The findings will be outlined in this report, as well as a chronology of the issues that gave rise to him being in care and any gaps that may have occurred. I hope that it will be a full analysis of the situation and will enable us to avoid repeating these failings. It is unacceptable to have to wait three years for this report and I will try to establish why that happened.

Does the Minister of State accept that this tragic teenager was scandalously failed by the State? Does he accept that under no circumstances should a situation arise where a teenager cries for help, presents himself to the State seeking care, is essentially left to his own devices and ends up dying three years later? Does he accept that it is in the public interest that there be transparency in our child protection services and that this full report be published without delay? We have waited three years for it.

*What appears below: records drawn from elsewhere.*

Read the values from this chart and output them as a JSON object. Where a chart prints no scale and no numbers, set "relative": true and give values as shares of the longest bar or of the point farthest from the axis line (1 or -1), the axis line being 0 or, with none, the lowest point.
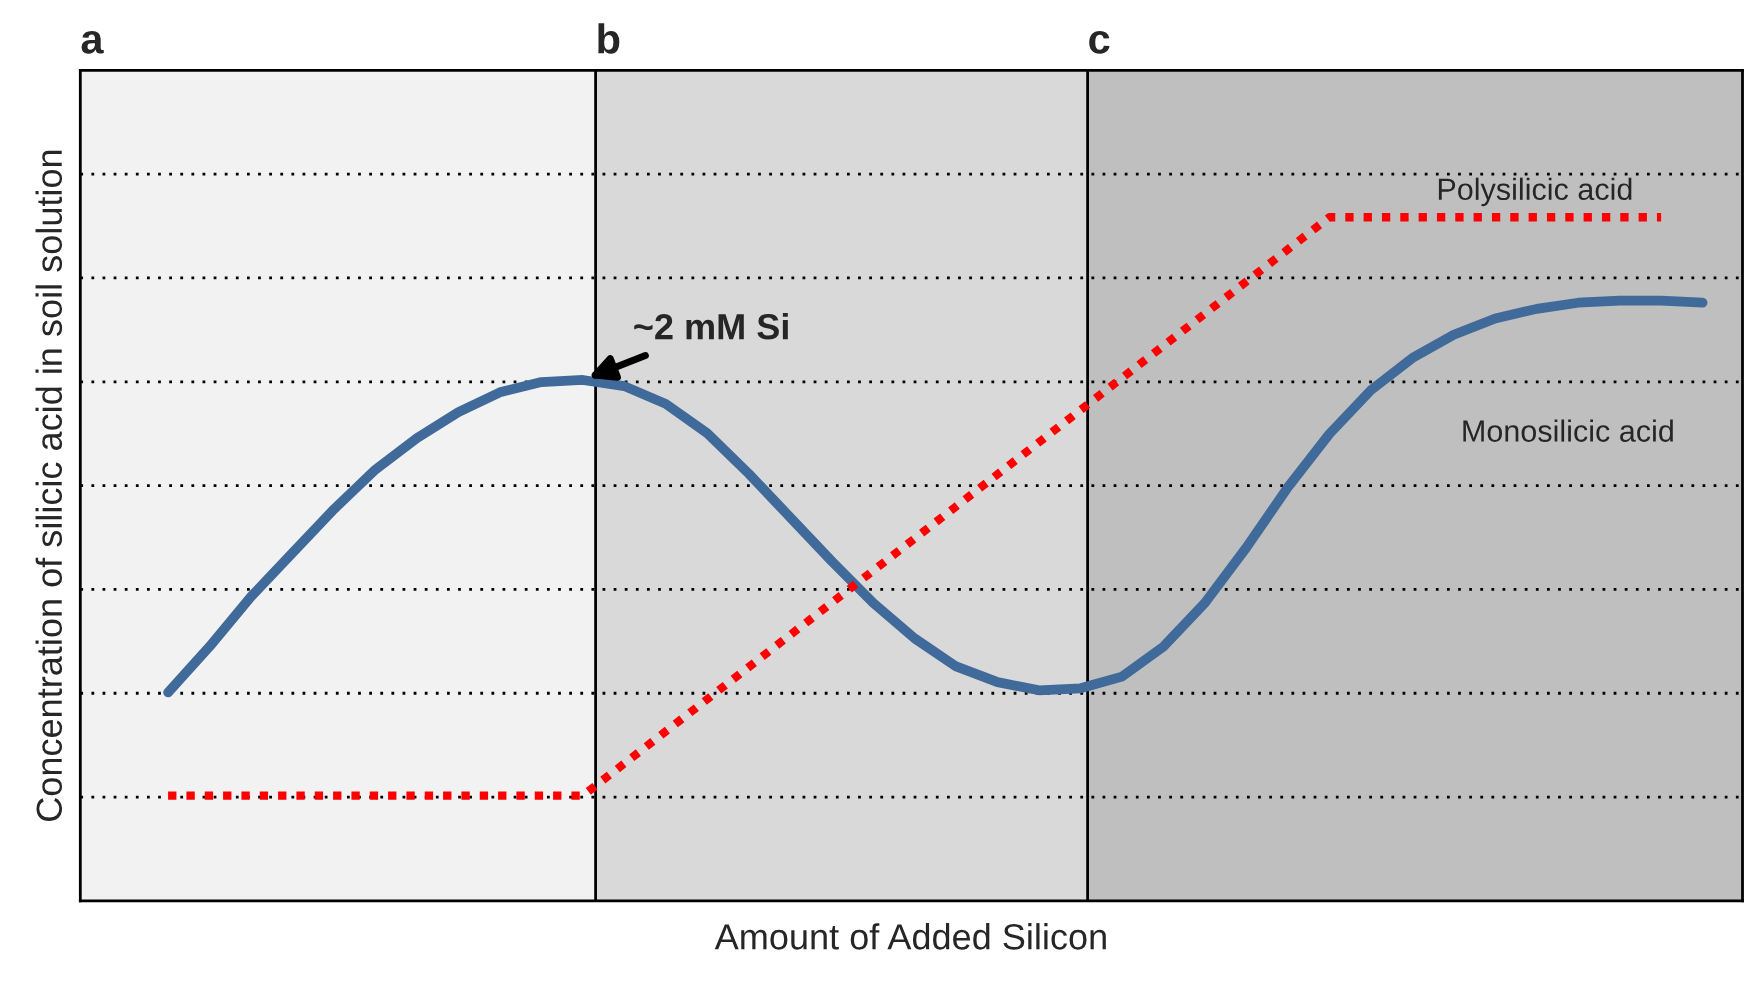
{
  "chart_data": {
    "type": "line",
    "relative": true,
    "xlabel": "Amount of Added Silicon",
    "ylabel": "Concentration of silicic acid in soil solution",
    "categories": [
      null,
      null,
      null,
      null,
      null,
      null,
      null,
      null,
      null,
      null,
      null,
      null,
      null,
      null,
      null,
      null,
      null,
      null,
      null,
      null,
      null,
      null,
      null,
      null,
      null,
      null,
      null,
      null,
      null,
      null,
      null,
      null,
      null,
      null,
      null,
      null,
      null,
      null
    ],
    "series": [
      {
        "name": "Monosilicic acid",
        "color": "#3f6a9a",
        "line_style": "solid",
        "values": [
          0.305,
          0.372,
          0.445,
          0.509,
          0.573,
          0.631,
          0.677,
          0.715,
          0.744,
          0.759,
          0.762,
          0.753,
          0.727,
          0.684,
          0.625,
          0.561,
          0.497,
          0.436,
          0.384,
          0.343,
          0.32,
          0.308,
          0.311,
          0.328,
          0.372,
          0.436,
          0.517,
          0.605,
          0.683,
          0.747,
          0.794,
          0.828,
          0.852,
          0.866,
          0.875,
          0.878,
          0.878,
          0.875
        ]
      },
      {
        "name": "Polysilicic acid",
        "color": "#ff0000",
        "line_style": "dotted",
        "values": [
          0.154,
          0.154,
          0.154,
          0.154,
          0.154,
          0.154,
          0.154,
          0.154,
          0.154,
          0.154,
          0.154,
          0.201,
          0.248,
          0.295,
          0.342,
          0.389,
          0.436,
          0.483,
          0.53,
          0.577,
          0.624,
          0.671,
          0.718,
          0.765,
          0.812,
          0.859,
          0.906,
          0.953,
          1.0,
          1.0,
          1.0,
          1.0,
          1.0,
          1.0,
          1.0,
          1.0,
          1.0,
          null
        ]
      }
    ],
    "annotations": [
      "a",
      "b",
      "c",
      "~2 mM Si"
    ],
    "grid": "y",
    "legend": false,
    "marker": "none"
  }
}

The "Children First" guidelines on child protection have now been in place for almost ten years. Does the Minister of State accept that he, his predecessor and the Government have scandalously and abjectly failed to ensure that we have a uniform application of the child protection guidelines throughout the State? Does he accept that our current child protection services are dysfunctional and chaotic? It is unacceptable that a report published last July, almost ten years after these guidelines were put in place, refers to the absence of consistency in the delivery of child welfare and protection services across the State, and to the absence of any standards against which the delivery of services can be benchmarked. What steps are being taken to ensure that we provide protection for children who are at risk and that there is a uniformity of application of these guidelines and appropriate training available to all those social workers under pressure to provide fire brigade responses when reports of child abuse are made to the HSE?

I share the Deputy's sympathy with social workers who work under great pressure and tremendous difficulty. When a child dies in the care of the State, there is no question that he has been failed in some way. Through this inquiry, we must establish how he was failed and make sure it does not happen again.

Much has happened since the death of David Foley in 2005. In particular, the agenda for children's services became a core of child protection policy in this State in 2007. The principles of that are early intervention and prevention, to move away from crisis management towards the earliest possible intervention and family support services. We put in place a knowledge management strategy. We have already standardised the business process regarding the referral of children and initial assessment. We want to move towards further standardisation. As the Deputy points out, the service is not uniform throughout the State and that is partly a legacy——

It is a scandal. Ten years after these guidelines were put in place, they are not consistently applied across the State.

We have moved on considerably since these tragic circumstances.

It is a scandal. More children are going to die because of the abject failure of this Government to ensure the implementation of these guidelines.